SDS-PAGE resolution and identification of proteins in the ConA pool. Proteins present in the ConA pool were concentrated to 60 μl and resolved using SDS-PAGE (4 to 20% acrylamide gradient gel, NUPAGE; Invitrogen, Inc., Carlsbad, CA). Lanes: 1, ConA beads after elution; 2, ConA beads eluted with 8 M urea; 3, concentrated ConA pool (10 μl). Protein bands in the 10-μl lane were visualized using silver staining. Adjacent areas of the gel in an unstained lane (50 μl aliquot loaded) corresponding to a stained protein band were excised and identified by MS-MS sequencing of tryptic peptides generated by digestion. The resultant peptides were purified by passage through a C₁₈ ZipTip column, analyzed by positive ESI-MS, and sequenced using MS-MS fragmentation. Proteins were identified from the generated sequences by BLAST analysis of the NCBI nonredundant protein/peptide database (1).
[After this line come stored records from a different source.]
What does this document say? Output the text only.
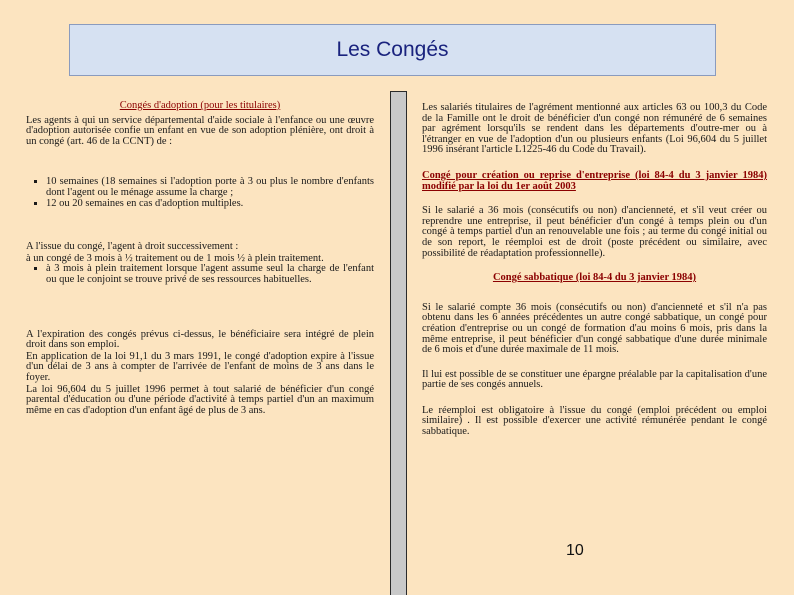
Les Congés

Congés d'adoption (pour les titulaires)

Les agents à qui un service départemental d'aide sociale à l'enfance ou une œuvre d'adoption autorisée confie un enfant en vue de son adoption plénière, ont droit à un congé (art. 46 de la CCNT) de :

▪ 10 semaines (18 semaines si l'adoption porte à 3 ou plus le nombre d'enfants dont l'agent ou le ménage assume la charge ;
▪ 12 ou 20 semaines en cas d'adoption multiples.

A l'issue du congé, l'agent à droit successivement :

à un congé de 3 mois à ½ traitement ou de 1 mois ½ à plein traitement.

▪ à 3 mois à plein traitement lorsque l'agent assume seul la charge de l'enfant ou que le conjoint se trouve privé de ses ressources habituelles.

A l'expiration des congés prévus ci-dessus, le bénéficiaire sera intégré de plein droit dans son emploi.

En application de la loi 91,1 du 3 mars 1991, le congé d'adoption expire à l'issue d'un délai de 3 ans à compter de l'arrivée de l'enfant de moins de 3 ans dans le foyer.

La loi 96,604 du 5 juillet 1996 permet à tout salarié de bénéficier d'un congé parental d'éducation ou d'une période d'activité à temps partiel d'un an maximum même en cas d'adoption d'un enfant âgé de plus de 3 ans.

Les salariés titulaires de l'agrément mentionné aux articles 63 ou 100,3 du Code de la Famille ont le droit de bénéficier d'un congé non rémunéré de 6 semaines par agrément lorsqu'ils se rendent dans les départements d'outre-mer ou à l'étranger en vue de l'adoption d'un ou plusieurs enfants (Loi 96,604 du 5 juillet 1996 insérant l'article L1225-46 du Code du Travail).

Congé pour création ou reprise d'entreprise (loi 84-4 du 3 janvier 1984) modifié par la loi du 1er août 2003

Si le salarié a 36 mois (consécutifs ou non) d'ancienneté, et s'il veut créer ou reprendre une entreprise, il peut bénéficier d'un congé à temps plein ou d'un congé à temps partiel d'un an renouvelable une fois ; au terme du congé initial ou de son report, le réemploi est de droit (poste précédent ou similaire, avec possibilité de réadaptation professionnelle).

Congé sabbatique (loi 84-4 du 3 janvier 1984)

Si le salarié compte 36 mois (consécutifs ou non) d'ancienneté et s'il n'a pas obtenu dans les 6 années précédentes un autre congé sabbatique, un congé pour création d'entreprise ou un congé de formation d'au moins 6 mois, pris dans la même entreprise, il peut bénéficier d'un congé sabbatique d'une durée minimale de 6 mois et d'une durée maximale de 11 mois.

Il lui est possible de se constituer une épargne préalable par la capitalisation d'une partie de ses congés annuels.

Le réemploi est obligatoire à l'issue du congé (emploi précédent ou emploi similaire) . Il est possible d'exercer une activité rémunérée pendant le congé sabbatique.

10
Proteins indicated to the right: 1, fibrinogen; 2, N-acetylglucosamidase; 3, acid α-glucosidase; 4, sulfamidase; 5, fibrinogen; 6, α-fucosidase; 7, iduronate sulfatase; 8, concanavalin A; 9, CatA; 10, cathepsin Z/X.

FIG. 4.

Labeling of prodrug hydrolase and recombinant CatA with ¹⁴C-labeled GS-7340 and [³H]DFP. Labeling of prodrug hydrolase, recombinant CatA, and concanavalin A with ¹⁴C-labeled GS-7340 and [³H]DFP was performed with both native (A) and denatured (B) enzymes as described in the text. Proteins were analyzed by SDS-PAGE and visualized by exposure to X-ray film. Incubation mixtures contained 1.0 mM ¹⁴C-labeled GS-7340 and prodrug hydrolase (lanes 1 and 7), recombinant CatA (lanes 2 and 8) or concanavalin A (lanes 5 and 11); 25 μM [³H]DFP or prodrug hydrolase (lanes 3 and 9), and recombinant CatA (lanes 4 and 10) or concanavalin A (lanes 6 and 12). (C) Aliquots of recombinant CatA (50 ng; lane 2) and 1 μg each of the Q-Source (lane 3), HIC (lane 4), and ConA (lane 5) pools were resolved using SDS-PAGE, transferred to a PVDF membrane, incubated with human cathepsin-A antibody, and visualized with a fluorescently labeled secondary antibody. M, molecular mass marker.

FIG. 5.

Metabolism of GS-7340 and GS-9131 in CatA+/− fibroblasts. Fibroblasts deficient in CatA (CatA−) (GM05076 and GM02438) and control fibroblasts (Cat A+) (GM00409, GM5400, GM05757B, and HEL) were cultivated and incubated with ¹⁴C-labeled GS7340 or ¹⁴C-labeled GS9131 (10 μM; 0.521 μCi/ml) for 30 to 240 min. At selected time points, medium was removed and cells were processed as described in the text. Associated ¹⁴C-labeled metabolites were extracted from the cells and expressed as picomoles/10⁶ cells. Cell volume was used to calculate metabolite concentration (μM).